そしてくぐり終えると、這い出た少女を見て驚いた女が、しゃがみ、慌てて少女を抱きよせた。
三つの紺色のベルトのようなもので束ねられた、なめらかな茶色の長髪が地面に、はさりとこすれた。
「ラーファっ……心配したのよ。 勝手に走っていっちゃだめよ?」
ラーファはうつむいた。
「……ごめんなさい」
「怪我はないようだからよかったけれど……これはなんの人だかり……?」
女性は、ラーファの身体に、怪我がないか視線を走らせて、後ろにできた野次馬の塊の方を眉をひそめ見た。
「あのね、私……男の人ふたりに襲われそうになって」
「え!? 大丈夫だったの!?」
ラーファは頷いて、悪魔たちのあいだに目をやって、その先にいる者へ人差し指を向けた。
女も立ち上がってそこに目を凝らし見ると、三色団子のようにヘッドロックしている男三人の状況が確認できた。思わず目を白黒させてしまった。
「あの人が助けてくれたの」
ラーファは真ん中にいる海斗がやってくれたことを、女に話した。
その海斗は危険にさらされていた。
やばい、もうじき俺の意識は落ちてしまう。
そうやって、顔を紫にさせながら、自分の運命を半ば悟っていた。
何故だ、何故俺は捕まってしまったんだ。だって完璧だったはずだ。俺の行動は完璧に店員たちを遠のけたはずだ。やっぱりさっきの頭突きがやばかったか? やっぱりなのか? じゃあこいつは許せない、絶対に許さない。

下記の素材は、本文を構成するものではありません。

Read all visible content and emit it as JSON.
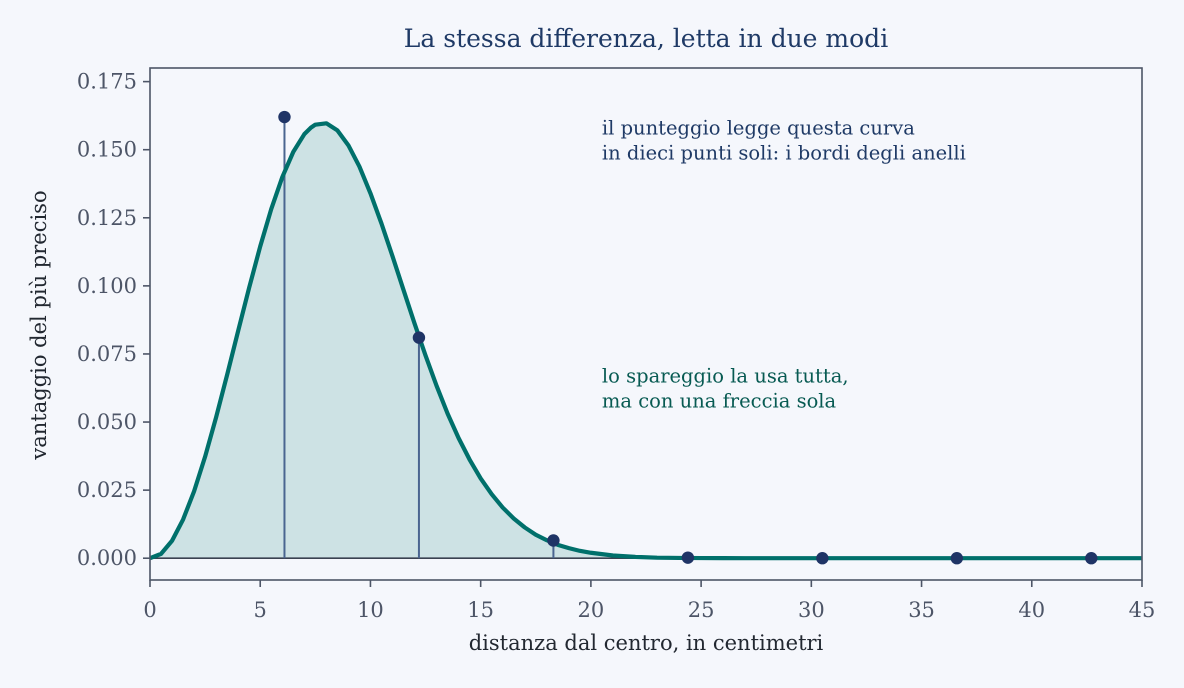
{
  "chart_data": {
    "type": "line",
    "title": "La stessa differenza, letta in due modi",
    "xlabel": "distanza dal centro, in centimetri",
    "ylabel": "vantaggio del più preciso",
    "xlim": [
      0,
      45
    ],
    "ylim": [
      -0.008,
      0.18
    ],
    "x_ticks": [
      0,
      5,
      10,
      15,
      20,
      25,
      30,
      35,
      40,
      45
    ],
    "x_tick_labels": [
      "0",
      "5",
      "10",
      "15",
      "20",
      "25",
      "30",
      "35",
      "40",
      "45"
    ],
    "y_ticks": [
      0,
      0.025,
      0.05,
      0.075,
      0.1,
      0.125,
      0.15,
      0.175
    ],
    "y_tick_labels": [
      "0.000",
      "0.025",
      "0.050",
      "0.075",
      "0.100",
      "0.125",
      "0.150",
      "0.175"
    ],
    "grid": false,
    "fill_under_curve": true,
    "series": [
      {
        "kind": "curve",
        "color": "#00706b",
        "x": [
          0,
          0.5,
          1,
          1.5,
          2,
          2.5,
          3,
          3.5,
          4,
          4.5,
          5,
          5.5,
          6,
          6.5,
          7,
          7.3,
          7.5,
          8,
          8.5,
          9,
          9.5,
          10,
          10.5,
          11,
          11.5,
          12,
          12.5,
          13,
          13.5,
          14,
          14.5,
          15,
          15.5,
          16,
          16.5,
          17,
          17.5,
          18,
          18.5,
          19,
          19.5,
          20,
          21,
          22,
          23,
          24,
          25,
          26,
          27,
          28,
          30,
          33,
          36,
          40,
          45
        ],
        "y": [
          0,
          0.0016,
          0.0064,
          0.0142,
          0.0246,
          0.0373,
          0.0518,
          0.0674,
          0.0835,
          0.0994,
          0.1145,
          0.1282,
          0.1399,
          0.1492,
          0.1557,
          0.1581,
          0.1592,
          0.1597,
          0.1571,
          0.1516,
          0.1438,
          0.134,
          0.1229,
          0.1109,
          0.0985,
          0.0862,
          0.0744,
          0.0633,
          0.0531,
          0.0441,
          0.0362,
          0.0293,
          0.0235,
          0.0186,
          0.0146,
          0.0113,
          0.0086,
          0.0066,
          0.0049,
          0.0037,
          0.0027,
          0.002,
          0.001,
          0.0005,
          0.0002,
          0.0001,
          5e-05,
          2e-05,
          1e-05,
          5e-06,
          1e-06,
          0,
          0,
          0,
          0
        ]
      },
      {
        "kind": "points",
        "color": "#1f3466",
        "x": [
          6.1,
          12.2,
          18.3,
          24.4,
          30.5,
          36.6,
          42.7
        ],
        "y": [
          0.162,
          0.081,
          0.0065,
          0.0002,
          0.0,
          0.0,
          0.0
        ],
        "stems": [
          true,
          true,
          true,
          false,
          false,
          false,
          false
        ]
      }
    ],
    "annotations": [
      {
        "lines": [
          "il punteggio legge questa curva",
          "in dieci punti soli: i bordi degli anelli"
        ],
        "x": 20.5,
        "y": 0.1555,
        "color": "#1f3a66"
      },
      {
        "lines": [
          "lo spareggio la usa tutta,",
          "ma con una freccia sola"
        ],
        "x": 20.5,
        "y": 0.0645,
        "color": "#075a52"
      }
    ],
    "colors": {
      "background": "#f5f7fc",
      "curve": "#00706b",
      "fill": "#cde2e4",
      "points": "#1f3466",
      "stems": "#4a6590",
      "axes": "#4d5567"
    }
  }
}
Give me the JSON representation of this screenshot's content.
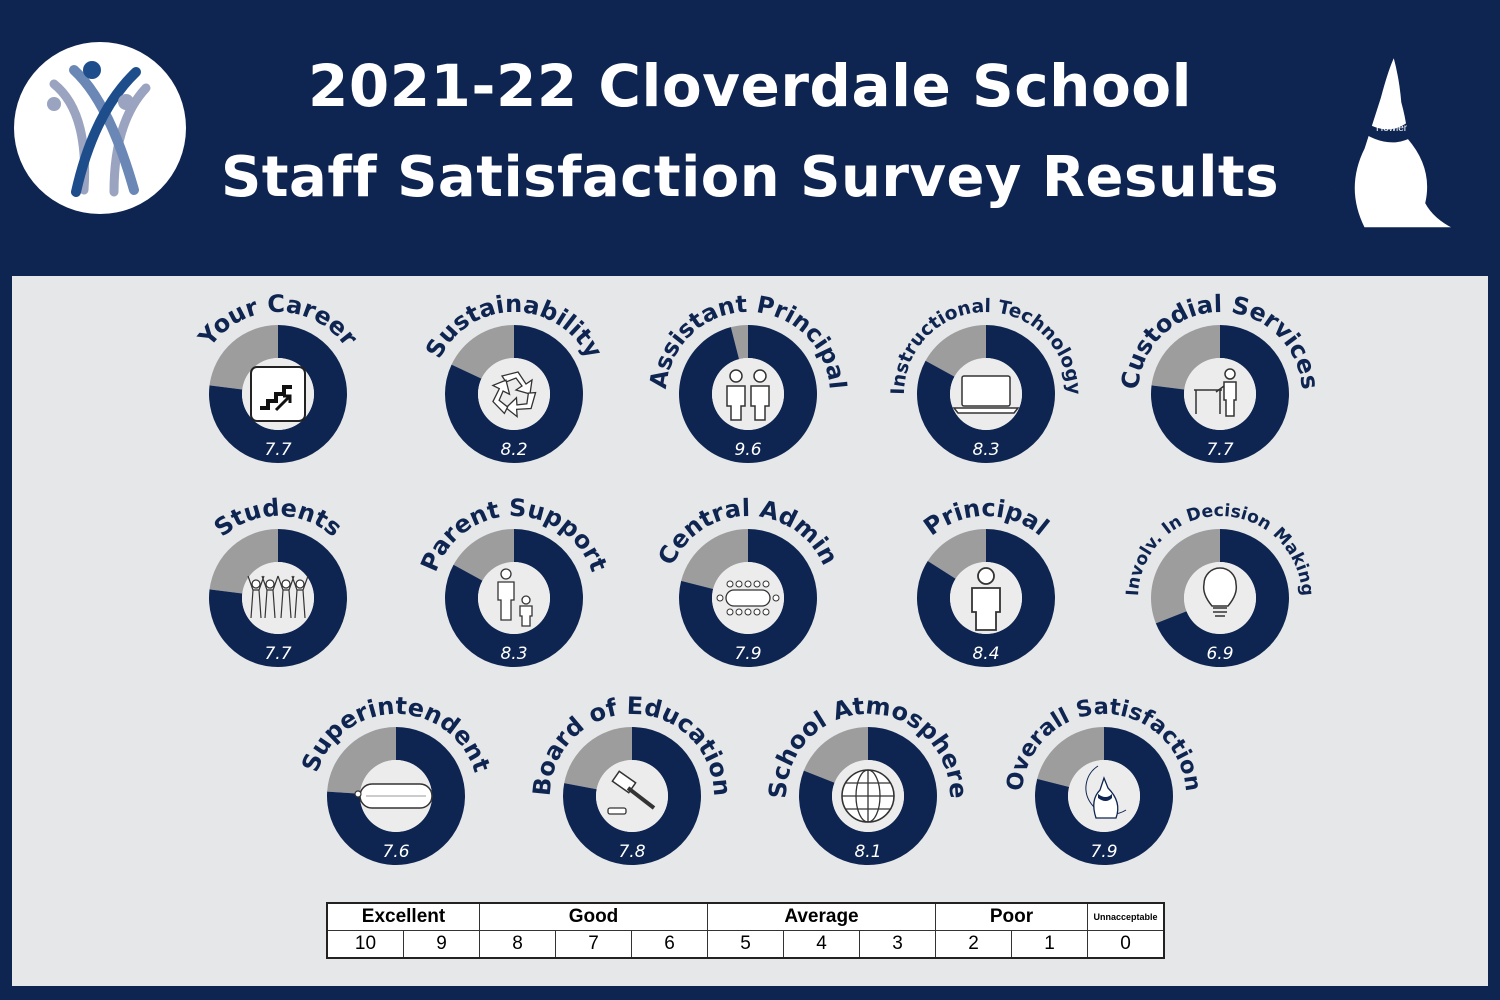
{
  "header": {
    "title_line1": "2021-22 Cloverdale School",
    "title_line2": "Staff Satisfaction Survey Results",
    "left_logo": "people-figures-logo",
    "right_logo": "howler-wolf-mascot",
    "mascot_bandana_text": "Howler"
  },
  "colors": {
    "header_bg": "#0f2551",
    "panel_bg": "#e6e7e9",
    "ring_fill": "#0f2551",
    "ring_remainder": "#9d9d9e"
  },
  "chart_data": {
    "type": "pie",
    "scale_max": 10,
    "items": [
      {
        "category": "Your Career",
        "value": 7.7,
        "label": "7.7",
        "icon": "stairs-up-icon"
      },
      {
        "category": "Sustainability",
        "value": 8.2,
        "label": "8.2",
        "icon": "recycle-icon"
      },
      {
        "category": "Assistant Principal",
        "value": 9.6,
        "label": "9.6",
        "icon": "two-people-icon"
      },
      {
        "category": "Instructional Technology",
        "value": 8.3,
        "label": "8.3",
        "icon": "laptop-icon"
      },
      {
        "category": "Custodial Services",
        "value": 7.7,
        "label": "7.7",
        "icon": "custodian-table-icon"
      },
      {
        "category": "Students",
        "value": 7.7,
        "label": "7.7",
        "icon": "students-cheering-icon"
      },
      {
        "category": "Parent Support",
        "value": 8.3,
        "label": "8.3",
        "icon": "parent-child-icon"
      },
      {
        "category": "Central Admin",
        "value": 7.9,
        "label": "7.9",
        "icon": "conference-table-icon"
      },
      {
        "category": "Principal",
        "value": 8.4,
        "label": "8.4",
        "icon": "person-icon"
      },
      {
        "category": "Involv. In Decision Making",
        "value": 6.9,
        "label": "6.9",
        "icon": "lightbulb-icon"
      },
      {
        "category": "Superintendent",
        "value": 7.6,
        "label": "7.6",
        "icon": "sub-sandwich-icon"
      },
      {
        "category": "Board of Education",
        "value": 7.8,
        "label": "7.8",
        "icon": "gavel-icon"
      },
      {
        "category": "School Atmosphere",
        "value": 8.1,
        "label": "8.1",
        "icon": "globe-icon"
      },
      {
        "category": "Overall Satisfaction",
        "value": 7.9,
        "label": "7.9",
        "icon": "howler-mascot-icon"
      }
    ]
  },
  "scale_legend": {
    "groups": [
      {
        "label": "Excellent",
        "span": 2
      },
      {
        "label": "Good",
        "span": 3
      },
      {
        "label": "Average",
        "span": 3
      },
      {
        "label": "Poor",
        "span": 2
      },
      {
        "label": "Unnacceptable",
        "span": 1
      }
    ],
    "values": [
      "10",
      "9",
      "8",
      "7",
      "6",
      "5",
      "4",
      "3",
      "2",
      "1",
      "0"
    ]
  }
}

悟ってはいたが、私的な理由で己の腕の力をぬこうとはしなかった。自分も落ちるんなら、この緑の男も落としてやると決意した。
しかし人間の限界は案外早くやってくる。目の前が急速にぼやけ始めてきたのだ。
あぁ……最後に食べたのは逃走中のパンケーキか。うまかったけど、状況が状況なだけにやっぱり少し……寂しい最後の食事だなぁ……。
「あ、あの! 貴方、なにをやったんですか……?」
軽く走馬灯のようなものが前から後ろに、川のように流れていく最中、女が目の前に現れ、声をかけてきたのが見えて、海斗はなんとか意識を保った。
しかし首が絞められているためうまく答えられずにいると、店長が
「いやこいつ、私の店で無銭飲食しましてですねぇ。逃げたところをこうして捕まえてるんですよ」
と、代わりに答えた。
それを皮切りに、腕にますます力がこもって苦しむ海斗。
したら女性は心配そうな表情そのままに
「じゃあ私が払いますからっ。いくらですかっ?」
赤の長財布を開きながら、そう言った。
運命の分岐まで、あと五時間──。